Omnidirectional barcode scanners

Omnidirectional scanning uses "series of straight or curved scanning lines of varying directions in the form of a starburst, a Lissajous curve, or other multiangle arrangement are projected at the symbol and one or more of them will be able to cross all of the symbol's bars and spaces, no matter what the orientation.Almost all of them use a laser. Unlike the simpler single-line laser scanners, they produce a pattern of beams in varying orientations allowing them to read barcodes presented to it at different angles. Most of them use a single rotating polygonal mirror and an arrangement of several fixed mirrors to generate their complex scan patterns.

Omnidirectional scanners are most familiar through the horizontal scanners in supermarkets, where packages are slid over a glass or sapphire window.
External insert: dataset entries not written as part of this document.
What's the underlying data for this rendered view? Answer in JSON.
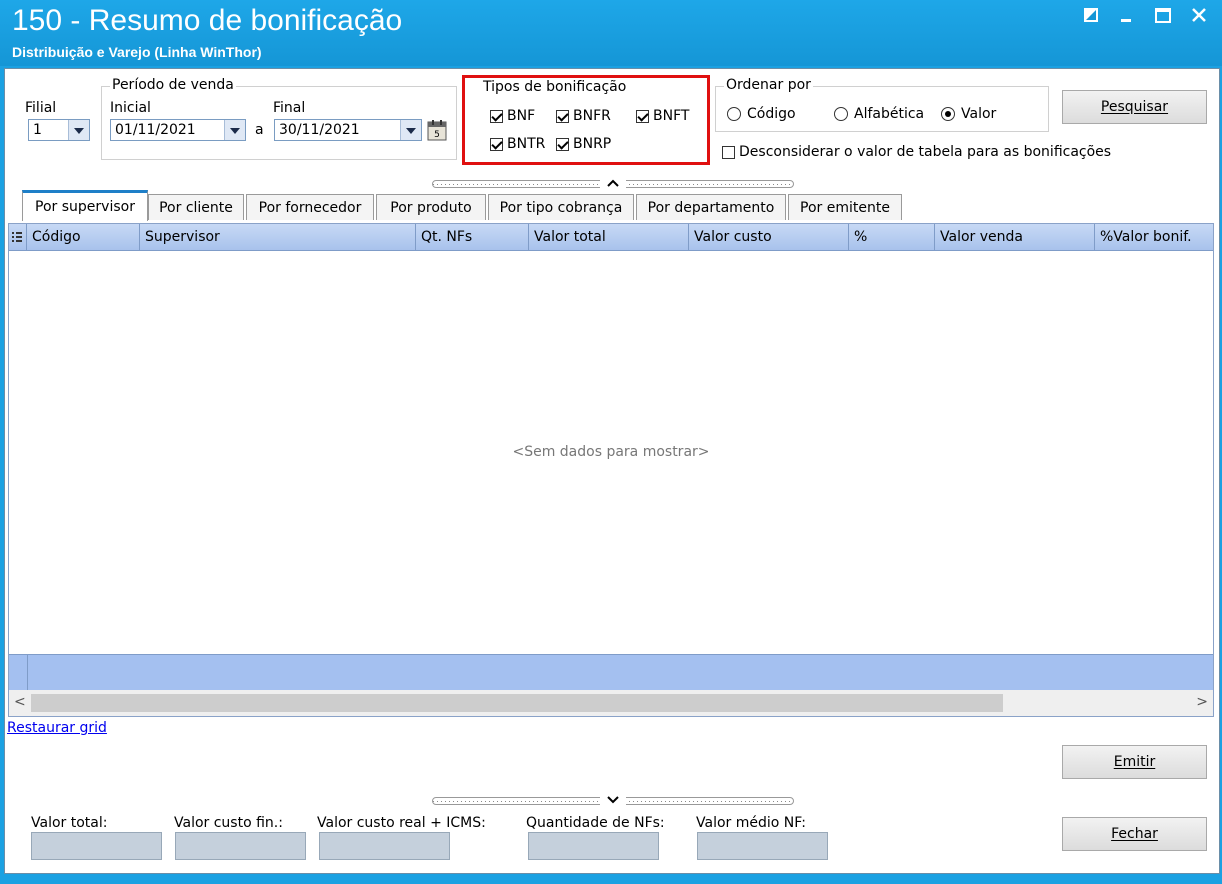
{
  "window": {
    "title": "150 - Resumo de bonificação",
    "subtitle": "Distribuição e Varejo (Linha WinThor)"
  },
  "filters": {
    "filial_label": "Filial",
    "filial_value": "1",
    "periodo_label": "Período de venda",
    "inicial_label": "Inicial",
    "inicial_value": "01/11/2021",
    "sep": "a",
    "final_label": "Final",
    "final_value": "30/11/2021"
  },
  "tipos": {
    "label": "Tipos de bonificação",
    "items": [
      {
        "label": "BNF",
        "checked": true
      },
      {
        "label": "BNFR",
        "checked": true
      },
      {
        "label": "BNFT",
        "checked": true
      },
      {
        "label": "BNTR",
        "checked": true
      },
      {
        "label": "BNRP",
        "checked": true
      }
    ]
  },
  "ordenar": {
    "label": "Ordenar por",
    "options": [
      {
        "label": "Código",
        "selected": false
      },
      {
        "label": "Alfabética",
        "selected": false
      },
      {
        "label": "Valor",
        "selected": true
      }
    ]
  },
  "desconsiderar": {
    "label": "Desconsiderar o valor de tabela para as bonificações",
    "checked": false
  },
  "buttons": {
    "pesquisar": "Pesquisar",
    "emitir": "Emitir",
    "fechar": "Fechar"
  },
  "tabs": [
    "Por supervisor",
    "Por cliente",
    "Por fornecedor",
    "Por produto",
    "Por tipo cobrança",
    "Por departamento",
    "Por emitente"
  ],
  "grid": {
    "columns": [
      "Código",
      "Supervisor",
      "Qt. NFs",
      "Valor total",
      "Valor custo",
      "%",
      "Valor venda",
      "%Valor bonif."
    ],
    "empty_text": "<Sem dados para mostrar>"
  },
  "restore_link": "Restaurar grid",
  "summary": {
    "labels": [
      "Valor total:",
      "Valor custo fin.:",
      "Valor custo real + ICMS:",
      "Quantidade de NFs:",
      "Valor médio NF:"
    ]
  },
  "colors": {
    "titlebar": "#1ba1e2",
    "highlight": "#e01010",
    "grid_header": "#a8c2ec"
  }
}
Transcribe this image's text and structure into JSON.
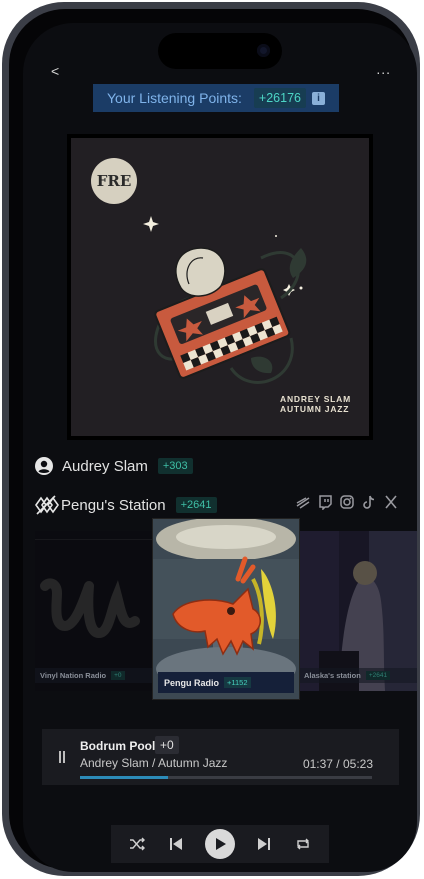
{
  "header": {
    "back_label": "<",
    "more_label": "..."
  },
  "points": {
    "label": "Your Listening Points:",
    "value": "+26176",
    "info_icon": "i"
  },
  "album": {
    "logo_text": "FRE",
    "cover_title_line1": "ANDREY SLAM",
    "cover_title_line2": "AUTUMN JAZZ"
  },
  "artist": {
    "name": "Audrey Slam",
    "points": "+303",
    "icon": "user-circle-icon"
  },
  "station": {
    "name": "Pengu's Station",
    "points": "+2641",
    "icon": "station-logo-icon",
    "socials": [
      "audiomack-icon",
      "twitch-icon",
      "instagram-icon",
      "tiktok-icon",
      "x-icon"
    ]
  },
  "carousel": [
    {
      "name": "Vinyl Nation Radio",
      "points": "+0"
    },
    {
      "name": "Pengu Radio",
      "points": "+1152"
    },
    {
      "name": "Alaska's station",
      "points": "+2641"
    }
  ],
  "player": {
    "title": "Bodrum Pool",
    "points": "+0",
    "subtitle": "Andrey Slam / Autumn Jazz",
    "time": "01:37 / 05:23",
    "progress": 0.3
  },
  "controls": [
    "shuffle-icon",
    "previous-icon",
    "play-icon",
    "next-icon",
    "repeat-icon"
  ],
  "colors": {
    "accent": "#2c8bb8",
    "points_teal": "#4dd6c6",
    "banner": "#1b3c66"
  }
}
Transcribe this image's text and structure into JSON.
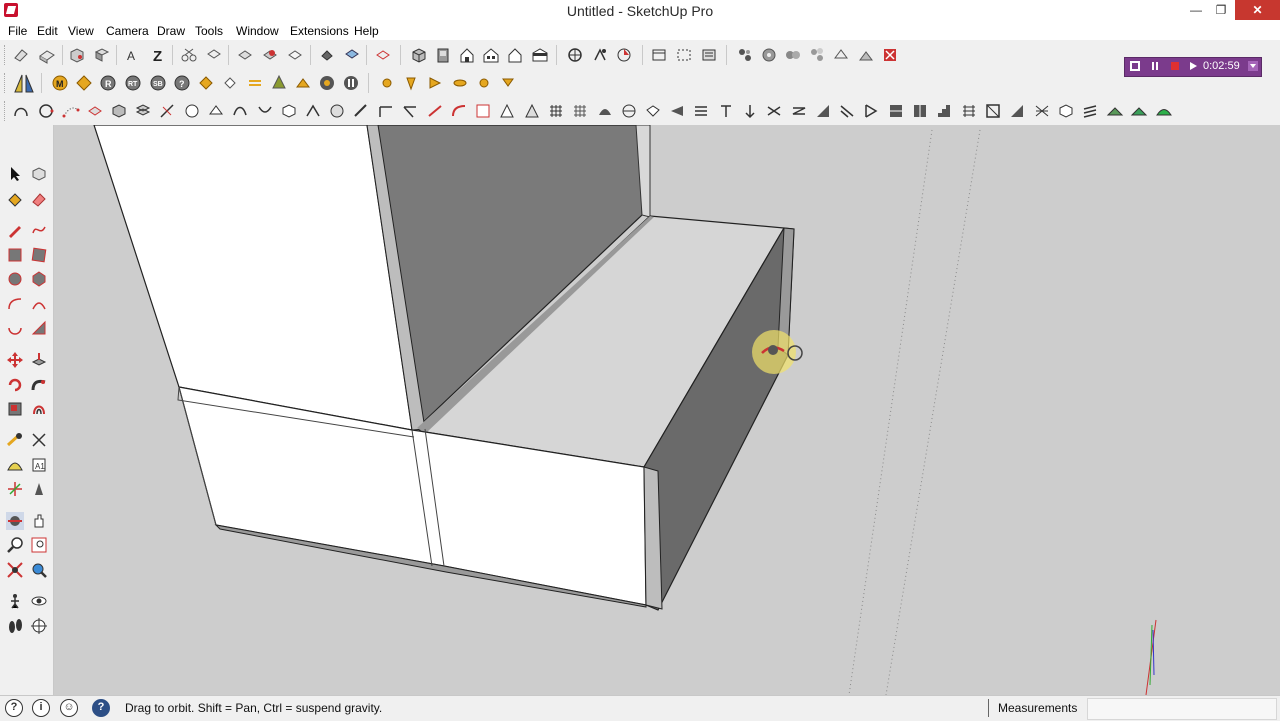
{
  "window": {
    "title": "Untitled - SketchUp Pro",
    "minimize_label": "—",
    "maximize_label": "❐",
    "close_label": "✕"
  },
  "menu": {
    "items": [
      "File",
      "Edit",
      "View",
      "Camera",
      "Draw",
      "Tools",
      "Window",
      "Extensions",
      "Help"
    ]
  },
  "recorder": {
    "time": "0:02:59"
  },
  "status": {
    "hint": "Drag to orbit. Shift = Pan, Ctrl = suspend gravity.",
    "measurements_label": "Measurements",
    "measurements_value": ""
  },
  "colors": {
    "accent_red": "#c8102e",
    "recorder_purple": "#7b3b8c",
    "canvas_bg": "#cdcdcd",
    "orbit_highlight": "#f2e36a"
  }
}
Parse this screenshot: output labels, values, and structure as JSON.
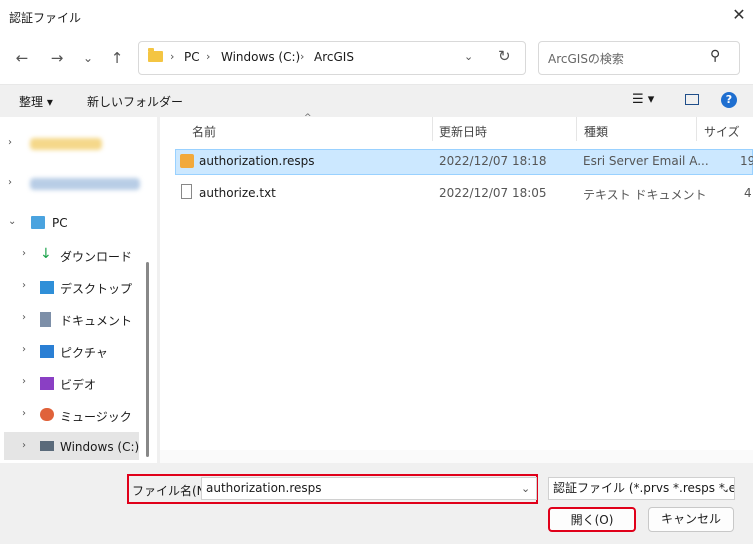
{
  "window": {
    "title": "認証ファイル",
    "close_icon": "close-icon"
  },
  "nav": {
    "back_icon": "←",
    "forward_icon": "→",
    "history_icon": "⌄",
    "up_icon": "↑",
    "breadcrumb": [
      "PC",
      "Windows (C:)",
      "ArcGIS"
    ],
    "refresh_icon": "↻",
    "search_placeholder": "ArcGISの検索"
  },
  "toolbar": {
    "organize_label": "整理 ▾",
    "new_folder_label": "新しいフォルダー"
  },
  "navpane": {
    "items": [
      {
        "label": "PC"
      },
      {
        "label": "ダウンロード"
      },
      {
        "label": "デスクトップ"
      },
      {
        "label": "ドキュメント"
      },
      {
        "label": "ピクチャ"
      },
      {
        "label": "ビデオ"
      },
      {
        "label": "ミュージック"
      },
      {
        "label": "Windows (C:)"
      }
    ]
  },
  "filelist": {
    "columns": [
      "名前",
      "更新日時",
      "種類",
      "サイズ"
    ],
    "rows": [
      {
        "name": "authorization.resps",
        "modified": "2022/12/07 18:18",
        "type": "Esri Server Email A...",
        "size": "19"
      },
      {
        "name": "authorize.txt",
        "modified": "2022/12/07 18:05",
        "type": "テキスト ドキュメント",
        "size": "4"
      }
    ]
  },
  "footer": {
    "filename_label": "ファイル名(N):",
    "filename_value": "authorization.resps",
    "filter_value": "認証ファイル (*.prvs *.resps *.eslf",
    "open_label": "開く(O)",
    "cancel_label": "キャンセル"
  },
  "colors": {
    "highlight": "#e0001a",
    "selection": "#cce8ff"
  }
}
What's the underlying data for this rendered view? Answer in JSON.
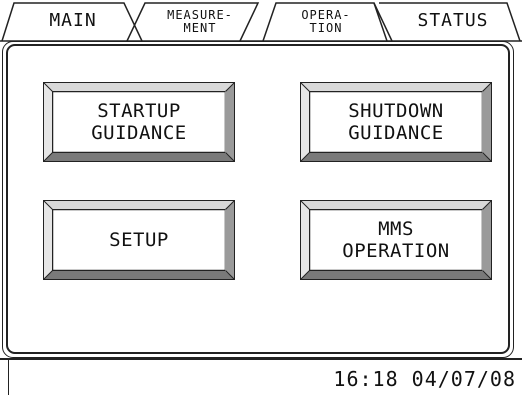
{
  "tabs": [
    {
      "id": "main",
      "label": "MAIN"
    },
    {
      "id": "measurement",
      "label_line1": "MEASURE-",
      "label_line2": "MENT"
    },
    {
      "id": "operation",
      "label_line1": "OPERA-",
      "label_line2": "TION",
      "active": true
    },
    {
      "id": "status",
      "label": "STATUS"
    }
  ],
  "buttons": [
    {
      "id": "startup-guidance",
      "line1": "STARTUP",
      "line2": "GUIDANCE"
    },
    {
      "id": "shutdown-guidance",
      "line1": "SHUTDOWN",
      "line2": "GUIDANCE"
    },
    {
      "id": "setup",
      "line1": "SETUP",
      "line2": ""
    },
    {
      "id": "mms-operation",
      "line1": "MMS",
      "line2": "OPERATION"
    }
  ],
  "status_bar": {
    "clock": "16:18 04/07/08"
  },
  "colors": {
    "ink": "#111111",
    "background": "#ffffff",
    "bevel_dark": "#222222",
    "bevel_light": "#bdbdbd"
  }
}
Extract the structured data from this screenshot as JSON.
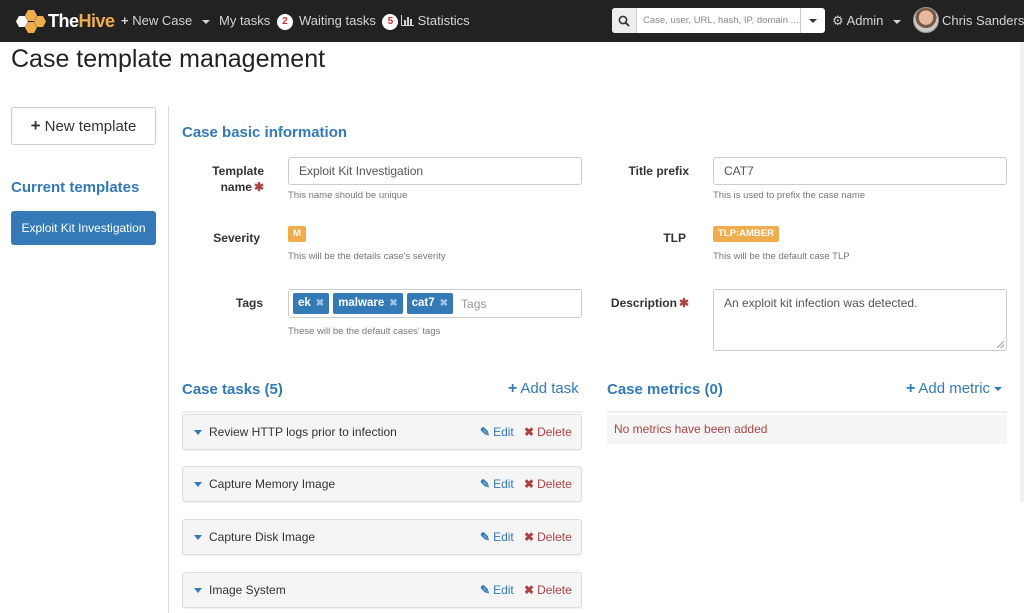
{
  "navbar": {
    "brand_part1": "The",
    "brand_part2": "Hive",
    "new_case": "New Case",
    "my_tasks": "My tasks",
    "my_tasks_count": "2",
    "waiting_tasks": "Waiting tasks",
    "waiting_tasks_count": "5",
    "statistics": "Statistics",
    "search_placeholder": "Case, user, URL, hash, IP, domain ...",
    "admin": "Admin",
    "user_name": "Chris Sanders"
  },
  "page": {
    "title": "Case template management"
  },
  "sidebar": {
    "new_template": "New template",
    "heading": "Current templates",
    "templates": [
      "Exploit Kit Investigation"
    ]
  },
  "form": {
    "section_title": "Case basic information",
    "template_name_label_line1": "Template",
    "template_name_label_line2": "name",
    "template_name_value": "Exploit Kit Investigation",
    "template_name_help": "This name should be unique",
    "title_prefix_label": "Title prefix",
    "title_prefix_value": "CAT7",
    "title_prefix_help": "This is used to prefix the case name",
    "severity_label": "Severity",
    "severity_value": "M",
    "severity_help": "This will be the details case's severity",
    "tlp_label": "TLP",
    "tlp_value": "TLP:AMBER",
    "tlp_help": "This will be the default case TLP",
    "tags_label": "Tags",
    "tags": [
      "ek",
      "malware",
      "cat7"
    ],
    "tags_placeholder": "Tags",
    "tags_help": "These will be the default cases' tags",
    "description_label": "Description",
    "description_value": "An exploit kit infection was detected."
  },
  "tasks": {
    "title": "Case tasks (5)",
    "add_label": "Add task",
    "edit_label": "Edit",
    "delete_label": "Delete",
    "items": [
      "Review HTTP logs prior to infection",
      "Capture Memory Image",
      "Capture Disk Image",
      "Image System"
    ]
  },
  "metrics": {
    "title": "Case metrics (0)",
    "add_label": "Add metric",
    "empty_message": "No metrics have been added"
  },
  "colors": {
    "navbar_bg": "#222222",
    "primary": "#337ab7",
    "warning": "#f0ad4e",
    "danger": "#a94442"
  }
}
There are a range of different omnidirectional units available which can be used for differing scanning applications, ranging from retail type applications with the barcodes read only a few centimetres away from the scanner to industrial conveyor scanning where the unit can be a couple of metres away or more from the code. Omnidirectional scanners are also better at reading poorly printed,wrinkled,or even torn barcodes.